The GRAM will be home to 145 pieces of the images in the exhibition, called Presence: The Photography Collection of Judy Glickman Lauder until April 29.
It will showcase works by 70 artists, including famous photographers such as Berenice Abbott, Diane Arbus, Richard Avedon, Danny Lyon, Sally Mann, Gordon Parks, and James Van Der Zee, as well as critical contributors to the history of photography such as Irving Bennett Ellis, Graciela Iturbide, Lotte Jacobi, and Alma Lavenson.
Lauder also has her own photography on display in the exhibit. She spent three years in Poland, Czechoslovakia, Germany, France, and Bulgaria capturing Holocaust concentration camps, former ghettos, train tracks, and the surviving heroes of the Holocaust.
“It shows the depths, ’cause I’ve done so much with Holocaust, but it also shows that man can make a difference. We don’t have to be bystanders,” Lauder said.
Lauder said that photography is similar — a single image can tell a story, history, a movement and can make a difference.
“As human beings, we go the whole gamut and photography captures that,” Lauder said. “It’s humanity, we relate to it.”
The exhibit is arranged in a series of thematic sections, including portraiture, joy, delight, serendipity, the urban experience, civil rights, labor issues, the Holocaust and nature.

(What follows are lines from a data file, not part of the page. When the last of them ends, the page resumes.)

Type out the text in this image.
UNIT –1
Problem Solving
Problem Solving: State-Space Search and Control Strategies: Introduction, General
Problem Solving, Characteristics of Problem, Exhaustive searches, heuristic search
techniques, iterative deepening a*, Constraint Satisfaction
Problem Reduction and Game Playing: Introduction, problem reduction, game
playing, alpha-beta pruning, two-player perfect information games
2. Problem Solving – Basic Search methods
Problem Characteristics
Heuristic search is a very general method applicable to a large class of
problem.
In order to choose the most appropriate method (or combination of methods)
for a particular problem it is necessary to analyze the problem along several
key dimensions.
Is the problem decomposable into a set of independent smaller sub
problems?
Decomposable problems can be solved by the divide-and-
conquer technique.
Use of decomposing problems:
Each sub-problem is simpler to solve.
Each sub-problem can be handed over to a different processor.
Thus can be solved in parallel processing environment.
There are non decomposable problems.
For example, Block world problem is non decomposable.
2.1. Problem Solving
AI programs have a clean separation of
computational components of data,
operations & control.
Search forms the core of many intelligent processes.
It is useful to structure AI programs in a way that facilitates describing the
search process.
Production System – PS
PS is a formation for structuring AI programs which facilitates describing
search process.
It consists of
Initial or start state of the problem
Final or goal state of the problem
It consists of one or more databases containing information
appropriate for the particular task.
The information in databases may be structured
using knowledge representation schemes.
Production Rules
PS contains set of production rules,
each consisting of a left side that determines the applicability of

“The Grand Rapids Art Museum’s presentation of Presence offers a thoughtful and nuanced perspective of the world through the eyes of some of the best-known and most influential photographers of the past century,” GRAM Associate Curator Jennifer Wcisel said. “The exhibition … offers a unique perspective that will excite and challenge our audiences to see and think about the world differently.”
Lauder said it is impossible for her to pick a favorite from her nearly 700-piece collection, but there are pieces in the display at the GRAM that are turning points for her like the first one she bought 50 years ago: Jerry Uelsmann’s “Small Woods Where I Met Myself.”
“I love coming here to Grand Rapids and seeing the exhibit in a whole new environment and just reliving and re-seeing these images,” Lauder said.